Drug reducing risk of HIV transmission in healthy people okayed

The approval makes Israel one of the first countries to implement it.

Teva Pharmaceutical Industries building in Jerusalem. (photo credit: MARC ISRAEL SELLEM/THE JERUSALEM POST)
Teva Pharmaceutical Industries building in Jerusalem.
(photo credit: MARC ISRAEL SELLEM/THE JERUSALEM POST)
A drug named Truvada that can reduce the risk of contracting HIV from sexual contact by more than 90%, and by more than 70% for people who inject drugs, has been approved by the Health Ministry for marketing in Israel.
The official approval was followed by the preparation of a one-day risk management program to train doctors who will prescribe the drug, mostly to healthy men who have sex with men, but also to women who are partners with HIV-infected men.
The pharmaceutical companies that make the drug, Teva and Gilead, will apply for its inclusion in the 2018 medications basket via approval by the public committee that meets at the end of this year.
Prof. Eyal Schwartzberg, head of the ministry’s center for pharmaceuticals and enforcement, told The Jerusalem Post on Sunday that the drug is taken orally once a day by a person who is in a sexual relationship with an HIV carrier or AIDS patient. Truvada is meant for pre-exposure prophylaxis for healthy people at very high risk for HIV, especially those whose partners are infected.
The medication interferes with HIV’s ability to copy itself in the body after exposure to the virus.
This prevents it from establishing an infection and making the host sick.
Truvada is regarded as highly effective in preventing HIV if used as prescribed, but it is much less effective if not taken on a daily basis. Among people who inject drugs, the risk of getting HIV from sex can be even lower if the patient combines pre-exposure use with condoms and other disease-prevention methods.
The medication, which combines the antiviral drugs emtricitabine and tenofovir disoproxil fumarate, is not a cure for HIV or AIDS. Its use has been endorsed by the US Centers for Disease Control and the World Health Organization.
The approval makes Israel one of the first countries to implement it.
San Francisco, which has an HIV rate similar to that in Israel, is one of the few places in the world that already has a prevention program which includes the drug that lowers the infection risk close to zero. The medication has already been included in the French health basket, and is due to be introduced in several US states.
The drug is already being taken by numerous Israelis who have purchased it via the Internet and managed to pick it up by mail or by smuggling it in, Schwartzberg said.
Thus a risk-management program supervising legal use was vital.
The drugs are to be provided at AIDS centers in hospitals and clinics that serve homosexuals, in addition to health fund clinics. Those who take the drug have to be under a doctor’s supervision, because it can cause serious complications in a minority of patients. These include kidney failure, too much lactic acid in the blood, or lactic acidosis, which is a serious medical emergency. It can also result in serious liver problems, the worsening of hepatitis B infection and bone problems. The most common side effects of Truvada include diarrhea, nausea, tiredness, headache, dizziness, depression, sleeping problems and rash.

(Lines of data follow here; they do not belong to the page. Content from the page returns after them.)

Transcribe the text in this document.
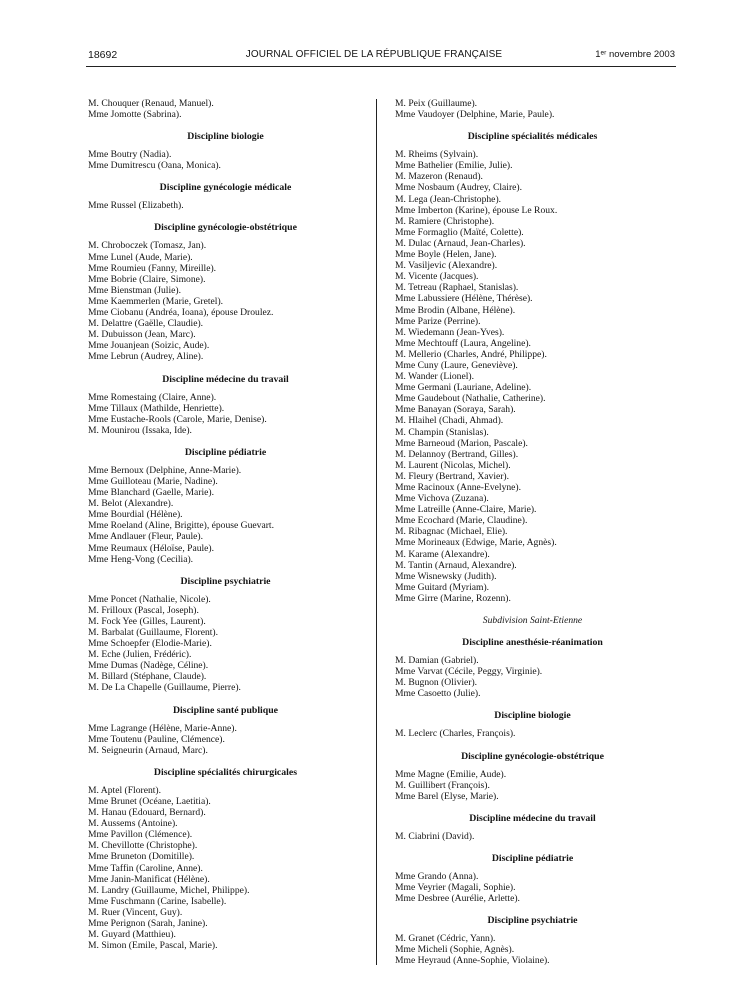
18692	JOURNAL OFFICIEL DE LA RÉPUBLIQUE FRANÇAISE	1ᵉʳ novembre 2003
M. Chouquer (Renaud, Manuel).
Mme Jomotte (Sabrina).
Discipline biologie
Mme Boutry (Nadia).
Mme Dumitrescu (Oana, Monica).
Discipline gynécologie médicale
Mme Russel (Elizabeth).
Discipline gynécologie-obstétrique
M. Chroboczek (Tomasz, Jan).
Mme Lunel (Aude, Marie).
Mme Roumieu (Fanny, Mireille).
Mme Bobrie (Claire, Simone).
Mme Bienstman (Julie).
Mme Kaemmerlen (Marie, Gretel).
Mme Ciobanu (Andréa, Ioana), épouse Droulez.
M. Delattre (Gaëlle, Claudie).
M. Dubuisson (Jean, Marc).
Mme Jouanjean (Soizic, Aude).
Mme Lebrun (Audrey, Aline).
Discipline médecine du travail
Mme Romestaing (Claire, Anne).
Mme Tillaux (Mathilde, Henriette).
Mme Eustache-Rools (Carole, Marie, Denise).
M. Mounirou (Issaka, Ide).
Discipline pédiatrie
Mme Bernoux (Delphine, Anne-Marie).
Mme Guilloteau (Marie, Nadine).
Mme Blanchard (Gaelle, Marie).
M. Belot (Alexandre).
Mme Bourdial (Hélène).
Mme Roeland (Aline, Brigitte), épouse Guevart.
Mme Andlauer (Fleur, Paule).
Mme Reumaux (Héloïse, Paule).
Mme Heng-Vong (Cecilia).
Discipline psychiatrie
Mme Poncet (Nathalie, Nicole).
M. Frilloux (Pascal, Joseph).
M. Fock Yee (Gilles, Laurent).
M. Barbalat (Guillaume, Florent).
Mme Schoepfer (Elodie-Marie).
M. Eche (Julien, Frédéric).
Mme Dumas (Nadège, Céline).
M. Billard (Stéphane, Claude).
M. De La Chapelle (Guillaume, Pierre).
Discipline santé publique
Mme Lagrange (Hélène, Marie-Anne).
Mme Toutenu (Pauline, Clémence).
M. Seigneurin (Arnaud, Marc).
Discipline spécialités chirurgicales
M. Aptel (Florent).
Mme Brunet (Océane, Laetitia).
M. Hanau (Edouard, Bernard).
M. Aussems (Antoine).
Mme Pavillon (Clémence).
M. Chevillotte (Christophe).
Mme Bruneton (Domitille).
Mme Taffin (Caroline, Anne).
Mme Janin-Manificat (Hélène).
M. Landry (Guillaume, Michel, Philippe).
Mme Fuschmann (Carine, Isabelle).
M. Ruer (Vincent, Guy).
Mme Perignon (Sarah, Janine).
M. Guyard (Matthieu).
M. Simon (Emile, Pascal, Marie).
M. Peix (Guillaume).
Mme Vaudoyer (Delphine, Marie, Paule).
Discipline spécialités médicales
M. Rheims (Sylvain).
Mme Bathelier (Emilie, Julie).
M. Mazeron (Renaud).
Mme Nosbaum (Audrey, Claire).
M. Lega (Jean-Christophe).
Mme Imberton (Karine), épouse Le Roux.
M. Ramiere (Christophe).
Mme Formaglio (Maïté, Colette).
M. Dulac (Arnaud, Jean-Charles).
Mme Boyle (Helen, Jane).
M. Vasiljevic (Alexandre).
M. Vicente (Jacques).
M. Tetreau (Raphael, Stanislas).
Mme Labussiere (Hélène, Thérèse).
Mme Brodin (Albane, Hélène).
Mme Parize (Perrine).
M. Wiedemann (Jean-Yves).
Mme Mechtouff (Laura, Angeline).
M. Mellerio (Charles, André, Philippe).
Mme Cuny (Laure, Geneviève).
M. Wander (Lionel).
Mme Germani (Lauriane, Adeline).
Mme Gaudebout (Nathalie, Catherine).
Mme Banayan (Soraya, Sarah).
M. Hlaihel (Chadi, Ahmad).
M. Champin (Stanislas).
Mme Barneoud (Marion, Pascale).
M. Delannoy (Bertrand, Gilles).
M. Laurent (Nicolas, Michel).
M. Fleury (Bertrand, Xavier).
Mme Racinoux (Anne-Evelyne).
Mme Vichova (Zuzana).
Mme Latreille (Anne-Claire, Marie).
Mme Ecochard (Marie, Claudine).
M. Ribagnac (Michael, Elie).
Mme Morineaux (Edwige, Marie, Agnès).
M. Karame (Alexandre).
M. Tantin (Arnaud, Alexandre).
Mme Wisnewsky (Judith).
Mme Guitard (Myriam).
Mme Girre (Marine, Rozenn).
Subdivision Saint-Etienne
Discipline anesthésie-réanimation
M. Damian (Gabriel).
Mme Varvat (Cécile, Peggy, Virginie).
M. Bugnon (Olivier).
Mme Casoetto (Julie).
Discipline biologie
M. Leclerc (Charles, François).
Discipline gynécologie-obstétrique
Mme Magne (Emilie, Aude).
M. Guillibert (François).
Mme Barel (Elyse, Marie).
Discipline médecine du travail
M. Ciabrini (David).
Discipline pédiatrie
Mme Grando (Anna).
Mme Veyrier (Magali, Sophie).
Mme Desbree (Aurélie, Arlette).
Discipline psychiatrie
M. Granet (Cédric, Yann).
Mme Micheli (Sophie, Agnès).
Mme Heyraud (Anne-Sophie, Violaine).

The Israel AIDS Task Force congratulated the ministry on approving the sale of the drug and preparing a risk-management program.
“It is a revolution for thousands of Israelis in high-risk groups for contracting HIV,” said task force director Dr. Yuval Livnat.
Yesh Atid MK Yael German, who took credit for the process of approval when she was health minister, said she welcomed the ministry’s action. “The next step is to include it in the basket of medical technologies,” she said.